La linearità è stata valutata diluendo serialmente la
soluzione madre di cortisolo in un intervallo compreso tra
2 e 10.000 nmol/L. Il valore di concentrazione più basso
che fornisce una risposta 10 volte superiore al fondo strumentale
(S/N signal to noise ratio >10) viene definito LOQ.
Il valore di concentrazione più basso che fornisce una
risposta tre volte superiore al fondo strumentale (S/N
signal to noise ratio >3) viene definito LOD.
La curva di calibrazione a sei punti è stata preparata
aggiungendo concentrazioni scalari di cortisolo (0, 14, 27,
55, 110, 220, 441 nmol/L) e 50 ng di standard interno sia
ad una matrice urinaria che a metanolo. La curva di calibrazione
viene costruita riportando in ordinata il rapporto tra le
aree dei picchi del cortisolo e del cortisolo deuterato (d 0/d 4)

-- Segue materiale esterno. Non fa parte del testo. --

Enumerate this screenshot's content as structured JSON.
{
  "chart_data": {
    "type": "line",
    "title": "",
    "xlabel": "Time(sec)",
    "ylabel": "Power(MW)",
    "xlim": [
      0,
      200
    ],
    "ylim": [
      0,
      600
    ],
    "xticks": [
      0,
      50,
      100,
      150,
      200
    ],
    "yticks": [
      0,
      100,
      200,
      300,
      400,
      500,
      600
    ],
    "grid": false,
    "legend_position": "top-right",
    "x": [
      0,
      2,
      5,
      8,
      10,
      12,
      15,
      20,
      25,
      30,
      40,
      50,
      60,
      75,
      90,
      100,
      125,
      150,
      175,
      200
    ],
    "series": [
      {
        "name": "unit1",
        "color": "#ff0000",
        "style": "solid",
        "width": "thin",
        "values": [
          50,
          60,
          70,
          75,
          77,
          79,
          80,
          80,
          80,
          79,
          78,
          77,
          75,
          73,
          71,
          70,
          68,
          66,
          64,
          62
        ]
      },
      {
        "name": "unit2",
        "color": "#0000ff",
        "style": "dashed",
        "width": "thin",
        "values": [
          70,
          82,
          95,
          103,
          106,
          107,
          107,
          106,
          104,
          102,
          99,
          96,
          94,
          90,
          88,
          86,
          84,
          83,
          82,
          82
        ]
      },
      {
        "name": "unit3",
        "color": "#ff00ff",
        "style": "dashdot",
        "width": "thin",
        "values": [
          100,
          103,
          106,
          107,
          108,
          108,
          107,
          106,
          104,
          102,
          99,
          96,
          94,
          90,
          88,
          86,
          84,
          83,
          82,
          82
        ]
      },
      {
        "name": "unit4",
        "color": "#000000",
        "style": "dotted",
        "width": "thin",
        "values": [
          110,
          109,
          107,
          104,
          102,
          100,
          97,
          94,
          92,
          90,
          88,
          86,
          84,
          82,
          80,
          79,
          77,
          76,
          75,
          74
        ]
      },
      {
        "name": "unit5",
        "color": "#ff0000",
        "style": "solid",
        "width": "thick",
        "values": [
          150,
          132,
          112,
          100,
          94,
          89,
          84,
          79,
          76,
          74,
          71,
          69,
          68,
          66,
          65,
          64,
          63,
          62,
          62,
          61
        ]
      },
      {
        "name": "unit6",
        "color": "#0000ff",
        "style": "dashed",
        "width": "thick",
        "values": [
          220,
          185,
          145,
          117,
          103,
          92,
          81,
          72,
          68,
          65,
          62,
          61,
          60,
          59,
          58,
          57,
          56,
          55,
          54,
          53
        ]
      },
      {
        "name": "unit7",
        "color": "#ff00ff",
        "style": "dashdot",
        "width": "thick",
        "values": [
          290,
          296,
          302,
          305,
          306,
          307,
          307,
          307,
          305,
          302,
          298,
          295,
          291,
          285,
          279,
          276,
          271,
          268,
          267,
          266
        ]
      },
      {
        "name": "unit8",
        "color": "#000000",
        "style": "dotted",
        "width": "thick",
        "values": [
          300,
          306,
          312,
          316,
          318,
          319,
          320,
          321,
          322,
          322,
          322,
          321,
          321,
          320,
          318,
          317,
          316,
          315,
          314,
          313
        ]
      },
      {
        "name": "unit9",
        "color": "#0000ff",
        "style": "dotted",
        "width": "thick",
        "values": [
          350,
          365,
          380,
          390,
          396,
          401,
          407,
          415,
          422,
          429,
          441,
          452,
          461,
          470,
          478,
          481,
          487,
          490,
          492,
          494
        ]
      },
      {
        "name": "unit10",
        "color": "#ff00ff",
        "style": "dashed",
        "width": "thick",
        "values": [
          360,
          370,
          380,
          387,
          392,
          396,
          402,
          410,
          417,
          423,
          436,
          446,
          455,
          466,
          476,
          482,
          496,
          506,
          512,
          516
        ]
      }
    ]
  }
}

e in ascissa la concentrazione nominale. La valutazione dei
parametri della curva (R 2, pendenza e intercetta) viene
effettuata utilizzando il software in dotazione allo strumento
(Excalibur 2.0.7, Thermo Fisher Palo Alto, CA, USA).
La Spettrometria di massa nel laboratorio clinico
L’imprecisione del metodo è stata valutata utilizzando
tre campioni (basso, medio, alto) di urine. Per la valutazione
dell’imprecisione entro la serie, ciascun campione di
controllo è stato misurato 10 volte in un’unica seduta analitica,
mentre l’imprecisione tra le serie è stata valutata per
dieci giorni consecutivi misurando gli stessi campioni.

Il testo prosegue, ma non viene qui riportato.